Manuel, jefe o empleado, trabaja toda la tarde. De vez en cuando mira el reloj, se acerca la hora de volver a casa, pero queda aquí un detalle por resolver, allá un documento por firmar. Es un hombre honesto, quiere ganarse su sueldo, cumplir las expectativas de los demás, los sueños de sus padres, que tanto se esforzaron para proporcionarle la educación necesaria. Finalmente vuelve a casa. Toma un baño, se pone una ropa más cómoda, y se dispone a comer con su familia. Pregunta por los deberes de los hijos, las actividades de la mujer.
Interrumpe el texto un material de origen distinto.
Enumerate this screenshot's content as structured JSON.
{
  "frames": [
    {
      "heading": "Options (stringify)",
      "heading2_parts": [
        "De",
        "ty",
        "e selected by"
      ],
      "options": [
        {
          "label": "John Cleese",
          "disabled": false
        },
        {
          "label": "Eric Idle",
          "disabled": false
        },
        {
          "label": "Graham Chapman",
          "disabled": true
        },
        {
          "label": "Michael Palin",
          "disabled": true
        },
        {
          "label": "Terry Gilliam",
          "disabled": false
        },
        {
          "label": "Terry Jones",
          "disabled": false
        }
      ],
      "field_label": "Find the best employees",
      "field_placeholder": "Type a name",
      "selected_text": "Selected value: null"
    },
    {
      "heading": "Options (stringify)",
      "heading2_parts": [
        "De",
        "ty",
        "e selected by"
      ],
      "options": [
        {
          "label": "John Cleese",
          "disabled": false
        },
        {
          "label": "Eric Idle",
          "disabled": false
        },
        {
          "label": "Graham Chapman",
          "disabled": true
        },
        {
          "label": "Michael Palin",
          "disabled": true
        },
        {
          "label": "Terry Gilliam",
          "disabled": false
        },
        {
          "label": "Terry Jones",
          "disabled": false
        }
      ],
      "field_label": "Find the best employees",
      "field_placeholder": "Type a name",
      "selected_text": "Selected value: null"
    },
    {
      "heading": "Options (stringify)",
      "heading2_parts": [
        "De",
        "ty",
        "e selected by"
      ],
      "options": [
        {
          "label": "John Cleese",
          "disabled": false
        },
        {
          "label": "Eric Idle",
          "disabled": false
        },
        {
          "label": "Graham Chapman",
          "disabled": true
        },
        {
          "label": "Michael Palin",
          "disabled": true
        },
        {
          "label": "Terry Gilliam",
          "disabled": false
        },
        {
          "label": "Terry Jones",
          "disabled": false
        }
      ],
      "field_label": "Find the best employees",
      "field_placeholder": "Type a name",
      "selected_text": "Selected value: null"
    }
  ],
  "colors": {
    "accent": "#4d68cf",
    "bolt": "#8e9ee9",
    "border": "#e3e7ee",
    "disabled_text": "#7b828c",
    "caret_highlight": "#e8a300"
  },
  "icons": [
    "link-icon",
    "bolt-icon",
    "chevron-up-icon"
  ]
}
De vez en cuando habla de su trabajo, solo para servir de ejemplo, pues no acostumbra a traerse las preocupaciones a casa. Terminada la cena, los hijos que no están para ejemplos, ni deberes, ni cosas por el estilo, se levantan de la mesa y se sientan delante del ordenador. Manuel, a su vez, se sienta también delante de aquel viejo aparato de su infancia, llamado televisión. De nuevo ve las noticias (quizás haya sucedido algo durante la tarde).
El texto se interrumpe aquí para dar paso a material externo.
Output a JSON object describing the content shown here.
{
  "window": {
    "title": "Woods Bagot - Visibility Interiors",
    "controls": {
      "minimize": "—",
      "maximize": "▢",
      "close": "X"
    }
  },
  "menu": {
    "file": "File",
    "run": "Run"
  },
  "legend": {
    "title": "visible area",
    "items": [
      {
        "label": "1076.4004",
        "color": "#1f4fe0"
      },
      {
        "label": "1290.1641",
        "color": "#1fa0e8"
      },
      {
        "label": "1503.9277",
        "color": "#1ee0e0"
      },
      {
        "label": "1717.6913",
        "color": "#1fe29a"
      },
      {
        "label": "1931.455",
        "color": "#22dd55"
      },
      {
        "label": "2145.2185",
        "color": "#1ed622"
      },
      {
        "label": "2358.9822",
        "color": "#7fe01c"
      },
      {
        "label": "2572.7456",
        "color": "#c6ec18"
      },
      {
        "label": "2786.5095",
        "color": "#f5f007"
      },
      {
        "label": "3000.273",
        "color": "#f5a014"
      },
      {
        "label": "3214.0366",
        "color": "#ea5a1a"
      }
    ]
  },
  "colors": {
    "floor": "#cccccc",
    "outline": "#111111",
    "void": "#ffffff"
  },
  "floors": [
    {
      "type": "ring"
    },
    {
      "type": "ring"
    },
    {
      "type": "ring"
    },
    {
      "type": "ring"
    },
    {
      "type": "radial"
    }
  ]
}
Va a acostarse, siempre con un libro técnico de cabecera. Tanto si es jefe como empleado, sabe que la competencias grande y que el que no se actualiza corre el riesgo de perder su empleo y tener que enfrentarse a la peor maldición posible, estar sin trabajo.

Habla un poco con su mujer, a fin de cuentas, es un hombre agradable, trabajador, cariñoso, que cuida de su familia y esta preparado para defenderla en cualquier circunstancia. El sueño viene enseguida, Manuel se duerme, sabiendo que al di siguiente estará muy ocupado y hay que reponer fuerzas.

Esa noche, Manuel tiene un sueño. Un ángel le pregunta: “¿por que haces esto?”. El responde que es un hombre responsable.

El ángel continua: “ ¿serias capaz de, al menos durante quince minutos al día, parar un poco, mirar, al mundo, mirarte a ti mismo, y simplemente no hacer nada?” Manuel dice que le encantaría, pero que no tiene tiempo para eso. “Lo que me dices no es verdad,” dice el ángel. “Todo el mundo tiene tiempo para eso, lo que falta es valor. Trabajar es una bendición cuan do nos ayuda a pensar en lo que estamos haciendo. Pero se convierte en una maldición cuando su única utilidad es evitar que pensemos en el sentido de nuestra vía.”

Manuel se despierta en mitad de la noche, envuelto en sudor frió. ¿Valor? ¿Como es posible que un hombre que se sacrifica por los suyos no tenga el valor de para quince minutos?

Mas vale volver a dormirse, todo esto no es mas que un sueño, estas preguntas no conducen a ninguna parte, mañana voy a estar muy, muy ocupado.